Les anglais disent que rien n’est certain, si ce n’est la mort et les impôts (« death and taxes »). Comment cependant ne pas s’émouvoir du bal immuable des saisons ? Mes sens en éveil perçoivent la couleur de la lumière dorer et devenir transparente, prémisse paradoxale du froid et de la nuit. On est en automne. J’ai vécu cette même expérience 37 fois et je ne m’y habitue pas. Quelque part au-dessus de moi, la terre, fidèle à son grand cycle, s’éloigne du soleil. La nature, compagne de la terre, nous prend pas la main et nous montre le chemin du changement.
Les vergers donnent leurs derniers fruits, les roses montrent leurs derniers atouts, et les arbres deviennent royaux. Ocre, carmin et or, les feuilles si belles dénudent en un coup de tempête leurs propriétaires et finissent comme du papier froissé sur notre sol. Par milliers et recroquevillées elles inondent notre vue, nos trottoirs et nos pare-brises. J’aime regarder les jardiniers de ville se battre contre le chaos momentané de ce flash de nature envahissante, chaque arbre de taille moyenne se séparant de quelques 50’000 à 80’000 feuilles (et un grand chêne peut en avoir jusqu’à 800’000). La nécessité du labeur est due à la rapide décomposition de ces feuilles au contact de l’eau. Elles acquièrent ainsi cet aspect gluant et marron caractéristique de l’humus de nos sous-bois, et sont particulièrement glissantes.

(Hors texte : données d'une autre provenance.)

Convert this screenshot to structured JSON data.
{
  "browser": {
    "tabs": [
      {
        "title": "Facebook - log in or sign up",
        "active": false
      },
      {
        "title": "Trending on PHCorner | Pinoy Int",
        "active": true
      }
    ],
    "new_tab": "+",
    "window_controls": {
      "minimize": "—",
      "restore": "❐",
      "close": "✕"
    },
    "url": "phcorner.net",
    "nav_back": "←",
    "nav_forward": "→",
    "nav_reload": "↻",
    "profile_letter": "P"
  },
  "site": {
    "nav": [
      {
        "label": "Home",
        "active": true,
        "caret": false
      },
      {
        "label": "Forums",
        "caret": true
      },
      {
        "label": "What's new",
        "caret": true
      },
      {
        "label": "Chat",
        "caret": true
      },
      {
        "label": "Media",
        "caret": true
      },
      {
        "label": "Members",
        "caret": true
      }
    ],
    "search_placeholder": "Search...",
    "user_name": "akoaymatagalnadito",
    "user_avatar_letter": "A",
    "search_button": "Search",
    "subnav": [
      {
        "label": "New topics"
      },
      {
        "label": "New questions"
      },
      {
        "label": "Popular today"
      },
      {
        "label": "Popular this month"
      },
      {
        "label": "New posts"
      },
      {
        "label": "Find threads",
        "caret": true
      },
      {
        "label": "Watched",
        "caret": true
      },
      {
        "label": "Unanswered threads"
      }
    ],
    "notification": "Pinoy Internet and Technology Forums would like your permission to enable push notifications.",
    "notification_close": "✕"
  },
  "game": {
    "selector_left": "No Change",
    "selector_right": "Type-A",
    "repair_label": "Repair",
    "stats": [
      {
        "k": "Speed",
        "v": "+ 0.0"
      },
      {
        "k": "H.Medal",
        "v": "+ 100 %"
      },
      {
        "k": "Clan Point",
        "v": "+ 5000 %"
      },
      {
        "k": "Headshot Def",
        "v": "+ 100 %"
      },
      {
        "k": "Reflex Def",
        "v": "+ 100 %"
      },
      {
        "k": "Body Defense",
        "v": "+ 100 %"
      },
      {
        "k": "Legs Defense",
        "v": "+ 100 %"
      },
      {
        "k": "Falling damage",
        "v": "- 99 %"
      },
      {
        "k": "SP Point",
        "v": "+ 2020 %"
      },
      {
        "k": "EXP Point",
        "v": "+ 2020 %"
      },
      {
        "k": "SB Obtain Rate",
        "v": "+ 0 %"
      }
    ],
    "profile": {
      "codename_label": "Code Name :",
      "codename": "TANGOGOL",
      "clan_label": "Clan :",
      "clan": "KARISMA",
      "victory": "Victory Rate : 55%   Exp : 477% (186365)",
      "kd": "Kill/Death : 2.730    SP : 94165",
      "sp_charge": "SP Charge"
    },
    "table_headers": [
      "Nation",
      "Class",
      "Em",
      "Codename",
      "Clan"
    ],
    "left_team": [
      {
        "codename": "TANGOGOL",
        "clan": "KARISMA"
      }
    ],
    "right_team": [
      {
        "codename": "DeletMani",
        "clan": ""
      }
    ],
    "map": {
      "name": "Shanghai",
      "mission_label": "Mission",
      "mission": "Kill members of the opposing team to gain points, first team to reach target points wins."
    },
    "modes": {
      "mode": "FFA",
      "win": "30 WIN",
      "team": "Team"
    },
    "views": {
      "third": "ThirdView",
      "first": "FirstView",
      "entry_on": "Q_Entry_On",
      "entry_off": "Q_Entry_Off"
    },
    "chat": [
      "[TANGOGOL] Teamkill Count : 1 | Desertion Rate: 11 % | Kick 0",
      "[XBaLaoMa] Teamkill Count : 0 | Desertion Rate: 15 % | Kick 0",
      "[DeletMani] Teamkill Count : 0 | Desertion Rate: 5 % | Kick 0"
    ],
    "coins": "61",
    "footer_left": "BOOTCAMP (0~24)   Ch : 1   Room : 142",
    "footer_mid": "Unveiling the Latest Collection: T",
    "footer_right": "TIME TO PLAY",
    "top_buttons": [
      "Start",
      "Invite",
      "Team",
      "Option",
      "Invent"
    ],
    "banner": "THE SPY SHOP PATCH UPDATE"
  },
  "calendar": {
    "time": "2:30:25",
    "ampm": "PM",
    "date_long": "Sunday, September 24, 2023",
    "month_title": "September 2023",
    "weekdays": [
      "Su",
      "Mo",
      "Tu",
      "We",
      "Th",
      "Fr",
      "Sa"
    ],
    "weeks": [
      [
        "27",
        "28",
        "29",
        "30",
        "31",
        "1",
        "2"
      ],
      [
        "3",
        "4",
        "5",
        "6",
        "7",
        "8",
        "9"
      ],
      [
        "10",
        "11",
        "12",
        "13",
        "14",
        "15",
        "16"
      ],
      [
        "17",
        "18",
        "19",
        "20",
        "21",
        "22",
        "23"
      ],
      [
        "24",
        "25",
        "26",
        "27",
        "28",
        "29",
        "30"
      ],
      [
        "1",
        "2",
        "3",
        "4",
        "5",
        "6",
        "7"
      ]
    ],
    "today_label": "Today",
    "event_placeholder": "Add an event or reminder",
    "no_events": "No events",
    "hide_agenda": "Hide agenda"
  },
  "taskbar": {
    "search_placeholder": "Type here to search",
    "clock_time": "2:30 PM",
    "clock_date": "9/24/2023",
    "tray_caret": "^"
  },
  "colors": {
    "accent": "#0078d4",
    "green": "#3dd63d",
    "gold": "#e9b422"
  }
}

Pour le jardinier elles sont une aubaine. Munis d’un râteau -étrier, ou balais à feuilles (sorte d’éventail un peu griffu qui permet aussi d’aérer le sol), il faut les extraire du gazon pour qu’elles ne l’étouffent pas. Les jeter serait un crime tant elles sont riches -deux tiers de la substance vitale des arbres est dans ses feuilles-. Elles peuvent servir pour couvrir les plates-bandes au potager et empêcher la pousse de mauvaises herbes. Elles peuvent aussi être compostées en veillant bien à les intercaler avec d’autres déchets. En effet elles sont très chargées en carbone, et tout compost doit être un sain mélange de déchets variés. Trop de feuilles pourriront et ne se décomposeront pas. Pour aider le processus, on peut louer une broyeuse et en faire des confettis. La « Charte des jardins » de pro Natura (dont nous reparlerons) me propose de laisser quelques tas de feuilles et branches à travers le jardin, comme petits abris d’hiver pour les hérissons et petits rongeurs.
Si ma petite sagesse de jardinier me fait accueillir les feuilles, les aimer et les utiliser, la vérité de ma vie de femme désirerait les retenir, comme les grains dans un sablier. Symboles du temps qui passe, mélancoliques dans leur valse, elles me rappellent ma petite place dans l’univers. La nature sait qu’elle nait et meurt. Pour ma part, je pense avoir besoin de nombreux automnes pour le comprendre.